I'm pretty confident that the brute-force approach is the best way to go - at least, that's the way I would do it (which is by no means the same thing...).

Here's an attempt to work with the recursive approach that I've got working (although I haven't tested it with high values for weightsNo. This works on the basis that you're interested in the combinations of weights, rather than the permutations of weights - although the switch is relatively straightforward.

public static Set<int[]> getPossiblePercentageWeights(int weightsNo, int min, int max){
  return recusiveFixWeight(weightsNo, 100, min, max);
}

private static Set<int[]> recusiveFixWeight(int weightsNo, int sum, int min, int max){
  Set<int[]> weightsSet = new LinkedHashSet<int[]>();
  if (weightsNo>2){
    for (int iWeight=min; iWeight<=max; iWeight++){
      Set<int[]> subSet = recusiveFixWeight(weightsNo-1, sum-iWeight, min, iWeight);
      for (int[] subWeights : subSet){
        int[] weights = new int[weightsNo];
        weights[0] = iWeight;
        System.arraycopy(subWeights, 0, weights, 1, subWeights.length);
        weightsSet.add(weights);
      }
    }
  } else {
    int iMax = Math.min(max, sum/weightsNo);
    for (int iWeight=min; iWeight<=iMax; iWeight++){
      int jWeight = sum-iWeight;
      if (jWeight>=min && jWeight<=max){
        weightsSet.add(new int[]{iWeight,jWeight});
      }
    }
  }
  return weightsSet;
}

That said, having looked at the results, it looks like there should be an algorithm to determine how many weightSets there given a weightsNo, min and max, and from there it should be fairly straightforward to fill those in with possible values. That said, I can't quite figure it out at the moment. (Or indeed, whether it would be any quicker than the brute-force approach...)

Upvotes: 1

goat
goat

Reputation: 31823

This sounds like homework so I'm extra reluctant to help you too much, but here's an approach.

to define the ranges, make a couple hash maps, like

lower bounds = {apples  => 20, pears => 40,  oranges => 0}
upper bounds = {apples  => 50, pears => 100, oranges => 30}

if you think about it, every final (valid) combination would at the very least, have the contents defined by the lower bound map. so call that the base combination.

next, figure out the theoretical max of each type you can potentially add to the base combination. this is just another map

{apples  => 30, pears => 60,  oranges => 30}

figure how many total items you can add to the base map, which is 100 - the sum of all the lower bound values, in the example its 40.

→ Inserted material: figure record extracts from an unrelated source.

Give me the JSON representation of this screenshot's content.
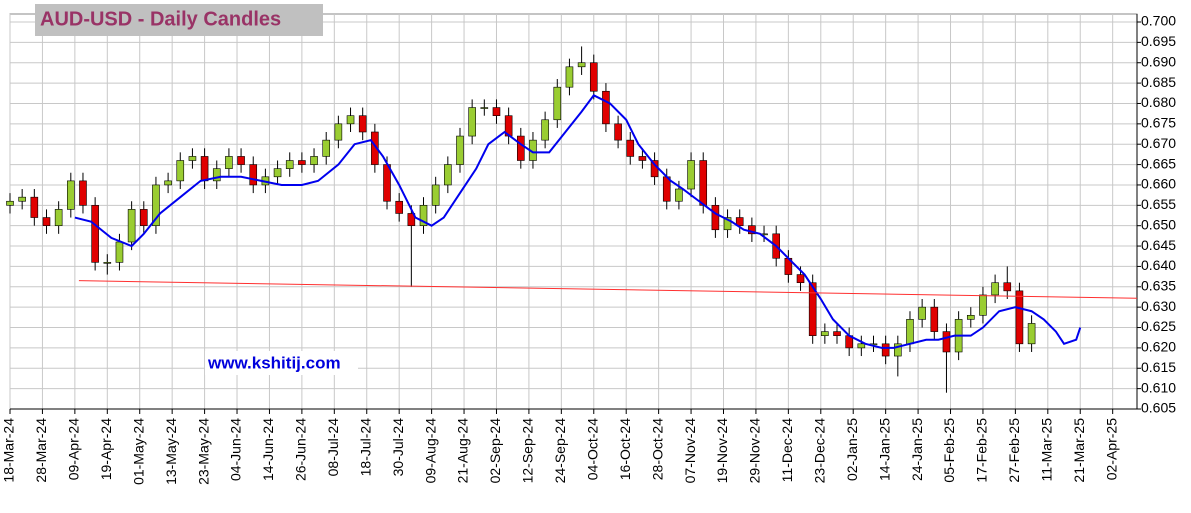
{
  "chart_data": {
    "type": "candlestick",
    "title": "AUD-USD - Daily Candles",
    "watermark": "www.kshitij.com",
    "up_color": "#9acd32",
    "down_color": "#e00000",
    "wick_color": "#000000",
    "grid": true,
    "xlim": [
      0,
      278
    ],
    "ylim": [
      0.605,
      0.7
    ],
    "x": [
      0,
      3,
      6,
      9,
      12,
      15,
      18,
      21,
      24,
      27,
      30,
      33,
      36,
      39,
      42,
      45,
      48,
      51,
      54,
      57,
      60,
      63,
      66,
      69,
      72,
      75,
      78,
      81,
      84,
      87,
      90,
      93,
      96,
      99,
      102,
      105,
      108,
      111,
      114,
      117,
      120,
      123,
      126,
      129,
      132,
      135,
      138,
      141,
      144,
      147,
      150,
      153,
      156,
      159,
      162,
      165,
      168,
      171,
      174,
      177,
      180,
      183,
      186,
      189,
      192,
      195,
      198,
      201,
      204,
      207,
      210,
      213,
      216,
      219,
      222,
      225,
      228,
      231,
      234,
      237,
      240,
      243,
      246,
      249,
      252
    ],
    "open": [
      0.655,
      0.656,
      0.657,
      0.652,
      0.65,
      0.654,
      0.661,
      0.655,
      0.641,
      0.641,
      0.646,
      0.654,
      0.65,
      0.66,
      0.661,
      0.666,
      0.667,
      0.661,
      0.664,
      0.667,
      0.665,
      0.66,
      0.662,
      0.664,
      0.666,
      0.665,
      0.667,
      0.671,
      0.675,
      0.677,
      0.673,
      0.665,
      0.656,
      0.653,
      0.65,
      0.655,
      0.66,
      0.665,
      0.672,
      0.679,
      0.679,
      0.677,
      0.672,
      0.666,
      0.671,
      0.676,
      0.684,
      0.689,
      0.69,
      0.683,
      0.675,
      0.671,
      0.667,
      0.666,
      0.662,
      0.656,
      0.659,
      0.666,
      0.655,
      0.649,
      0.652,
      0.65,
      0.648,
      0.648,
      0.642,
      0.638,
      0.636,
      0.623,
      0.624,
      0.623,
      0.62,
      0.621,
      0.621,
      0.618,
      0.621,
      0.627,
      0.63,
      0.624,
      0.619,
      0.627,
      0.628,
      0.633,
      0.636,
      0.634,
      0.621
    ],
    "high": [
      0.658,
      0.659,
      0.659,
      0.654,
      0.656,
      0.663,
      0.663,
      0.657,
      0.643,
      0.648,
      0.656,
      0.656,
      0.662,
      0.663,
      0.668,
      0.669,
      0.669,
      0.666,
      0.669,
      0.669,
      0.667,
      0.664,
      0.666,
      0.668,
      0.668,
      0.669,
      0.673,
      0.677,
      0.679,
      0.679,
      0.675,
      0.667,
      0.658,
      0.655,
      0.657,
      0.662,
      0.667,
      0.674,
      0.681,
      0.681,
      0.681,
      0.679,
      0.674,
      0.673,
      0.678,
      0.686,
      0.691,
      0.694,
      0.692,
      0.685,
      0.677,
      0.673,
      0.669,
      0.668,
      0.664,
      0.661,
      0.668,
      0.668,
      0.657,
      0.654,
      0.654,
      0.652,
      0.65,
      0.65,
      0.644,
      0.64,
      0.638,
      0.626,
      0.626,
      0.625,
      0.623,
      0.623,
      0.623,
      0.623,
      0.629,
      0.632,
      0.632,
      0.626,
      0.629,
      0.63,
      0.635,
      0.638,
      0.64,
      0.636,
      0.628
    ],
    "low": [
      0.653,
      0.654,
      0.65,
      0.648,
      0.648,
      0.652,
      0.653,
      0.639,
      0.638,
      0.639,
      0.644,
      0.648,
      0.648,
      0.658,
      0.659,
      0.664,
      0.659,
      0.659,
      0.662,
      0.663,
      0.658,
      0.658,
      0.66,
      0.662,
      0.663,
      0.663,
      0.665,
      0.669,
      0.673,
      0.671,
      0.663,
      0.654,
      0.651,
      0.635,
      0.648,
      0.653,
      0.658,
      0.663,
      0.67,
      0.677,
      0.675,
      0.67,
      0.664,
      0.664,
      0.669,
      0.674,
      0.682,
      0.687,
      0.681,
      0.673,
      0.669,
      0.665,
      0.664,
      0.66,
      0.654,
      0.654,
      0.657,
      0.653,
      0.647,
      0.647,
      0.648,
      0.646,
      0.646,
      0.64,
      0.636,
      0.634,
      0.621,
      0.621,
      0.621,
      0.618,
      0.618,
      0.619,
      0.616,
      0.613,
      0.619,
      0.625,
      0.622,
      0.609,
      0.617,
      0.625,
      0.626,
      0.631,
      0.632,
      0.619,
      0.619
    ],
    "close": [
      0.656,
      0.657,
      0.652,
      0.65,
      0.654,
      0.661,
      0.655,
      0.641,
      0.641,
      0.646,
      0.654,
      0.65,
      0.66,
      0.661,
      0.666,
      0.667,
      0.661,
      0.664,
      0.667,
      0.665,
      0.66,
      0.662,
      0.664,
      0.666,
      0.665,
      0.667,
      0.671,
      0.675,
      0.677,
      0.673,
      0.665,
      0.656,
      0.653,
      0.65,
      0.655,
      0.66,
      0.665,
      0.672,
      0.679,
      0.679,
      0.677,
      0.672,
      0.666,
      0.671,
      0.676,
      0.684,
      0.689,
      0.69,
      0.683,
      0.675,
      0.671,
      0.667,
      0.666,
      0.662,
      0.656,
      0.659,
      0.666,
      0.655,
      0.649,
      0.652,
      0.65,
      0.648,
      0.648,
      0.642,
      0.638,
      0.636,
      0.623,
      0.624,
      0.623,
      0.62,
      0.621,
      0.621,
      0.618,
      0.621,
      0.627,
      0.63,
      0.624,
      0.619,
      0.627,
      0.628,
      0.633,
      0.636,
      0.634,
      0.621,
      0.626
    ],
    "lines": [
      {
        "color": "#0000ee",
        "width": 2,
        "x": [
          16,
          20,
          25,
          30,
          33,
          37,
          42,
          47,
          52,
          57,
          62,
          67,
          72,
          76,
          81,
          85,
          89,
          92,
          96,
          100,
          104,
          107,
          111,
          115,
          118,
          122,
          126,
          129,
          133,
          137,
          141,
          144,
          148,
          152,
          155,
          159,
          163,
          166,
          170,
          174,
          178,
          181,
          185,
          189,
          192,
          196,
          200,
          203,
          207,
          211,
          215,
          218,
          222,
          226,
          229,
          233,
          237,
          240,
          244,
          248,
          252,
          255,
          258,
          260,
          263,
          264
        ],
        "values": [
          0.652,
          0.651,
          0.647,
          0.645,
          0.648,
          0.653,
          0.657,
          0.661,
          0.662,
          0.662,
          0.661,
          0.66,
          0.66,
          0.661,
          0.665,
          0.67,
          0.671,
          0.667,
          0.66,
          0.652,
          0.65,
          0.652,
          0.658,
          0.664,
          0.67,
          0.673,
          0.67,
          0.668,
          0.668,
          0.673,
          0.678,
          0.682,
          0.68,
          0.676,
          0.67,
          0.665,
          0.661,
          0.659,
          0.656,
          0.653,
          0.651,
          0.649,
          0.648,
          0.645,
          0.642,
          0.638,
          0.632,
          0.627,
          0.623,
          0.621,
          0.62,
          0.62,
          0.621,
          0.622,
          0.622,
          0.623,
          0.623,
          0.625,
          0.629,
          0.63,
          0.629,
          0.627,
          0.624,
          0.621,
          0.622,
          0.625
        ]
      },
      {
        "color": "#ff3030",
        "width": 1,
        "x": [
          17,
          278
        ],
        "values": [
          0.6365,
          0.6322
        ]
      }
    ],
    "yticks": [
      {
        "value": 0.605,
        "label": "0.605"
      },
      {
        "value": 0.61,
        "label": "0.610"
      },
      {
        "value": 0.615,
        "label": "0.615"
      },
      {
        "value": 0.62,
        "label": "0.620"
      },
      {
        "value": 0.625,
        "label": "0.625"
      },
      {
        "value": 0.63,
        "label": "0.630"
      },
      {
        "value": 0.635,
        "label": "0.635"
      },
      {
        "value": 0.64,
        "label": "0.640"
      },
      {
        "value": 0.645,
        "label": "0.645"
      },
      {
        "value": 0.65,
        "label": "0.650"
      },
      {
        "value": 0.655,
        "label": "0.655"
      },
      {
        "value": 0.66,
        "label": "0.660"
      },
      {
        "value": 0.665,
        "label": "0.665"
      },
      {
        "value": 0.67,
        "label": "0.670"
      },
      {
        "value": 0.675,
        "label": "0.675"
      },
      {
        "value": 0.68,
        "label": "0.680"
      },
      {
        "value": 0.685,
        "label": "0.685"
      },
      {
        "value": 0.69,
        "label": "0.690"
      },
      {
        "value": 0.695,
        "label": "0.695"
      },
      {
        "value": 0.7,
        "label": "0.700"
      }
    ],
    "xticks": [
      {
        "value": 0,
        "label": "18-Mar-24"
      },
      {
        "value": 8,
        "label": "28-Mar-24"
      },
      {
        "value": 16,
        "label": "09-Apr-24"
      },
      {
        "value": 24,
        "label": "19-Apr-24"
      },
      {
        "value": 32,
        "label": "01-May-24"
      },
      {
        "value": 40,
        "label": "13-May-24"
      },
      {
        "value": 48,
        "label": "23-May-24"
      },
      {
        "value": 56,
        "label": "04-Jun-24"
      },
      {
        "value": 64,
        "label": "14-Jun-24"
      },
      {
        "value": 72,
        "label": "26-Jun-24"
      },
      {
        "value": 80,
        "label": "08-Jul-24"
      },
      {
        "value": 88,
        "label": "18-Jul-24"
      },
      {
        "value": 96,
        "label": "30-Jul-24"
      },
      {
        "value": 104,
        "label": "09-Aug-24"
      },
      {
        "value": 112,
        "label": "21-Aug-24"
      },
      {
        "value": 120,
        "label": "02-Sep-24"
      },
      {
        "value": 128,
        "label": "12-Sep-24"
      },
      {
        "value": 136,
        "label": "24-Sep-24"
      },
      {
        "value": 144,
        "label": "04-Oct-24"
      },
      {
        "value": 152,
        "label": "16-Oct-24"
      },
      {
        "value": 160,
        "label": "28-Oct-24"
      },
      {
        "value": 168,
        "label": "07-Nov-24"
      },
      {
        "value": 176,
        "label": "19-Nov-24"
      },
      {
        "value": 184,
        "label": "29-Nov-24"
      },
      {
        "value": 192,
        "label": "11-Dec-24"
      },
      {
        "value": 200,
        "label": "23-Dec-24"
      },
      {
        "value": 208,
        "label": "02-Jan-25"
      },
      {
        "value": 216,
        "label": "14-Jan-25"
      },
      {
        "value": 224,
        "label": "24-Jan-25"
      },
      {
        "value": 232,
        "label": "05-Feb-25"
      },
      {
        "value": 240,
        "label": "17-Feb-25"
      },
      {
        "value": 248,
        "label": "27-Feb-25"
      },
      {
        "value": 256,
        "label": "11-Mar-25"
      },
      {
        "value": 264,
        "label": "21-Mar-25"
      },
      {
        "value": 272,
        "label": "02-Apr-25"
      }
    ]
  }
}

now, you need to generate the combinations. You'll probably find recursion the easiest way to do it. ill demonstrate the remaining algorithm with pseudo code and hardcoded stuff to improve clarity, although you'll need to write a generic, recursive version of it.

totalItemsToAdd = 40 //as calculated via baseCombo.sumOfEntries()


for (i=0; i<maxApples; i++) {
    combo = clone the base combination
    combo.apples += i;
    remainingItemsToAdd = totalItemsToAdd - i;
    if (remainingItemsToAdd > 0) {
        for (j=0; j<maxPears; j++) {
            combo.pears += j;
            // and so on, recursively
        }
    }

    results.append(combo)
}

notice how it only generates valid combinations by keeping track of how many more items are possible for each of the combinations. So, this wouldnt be brute force, and it would actually do the minimum work needed to generate the set of combinations.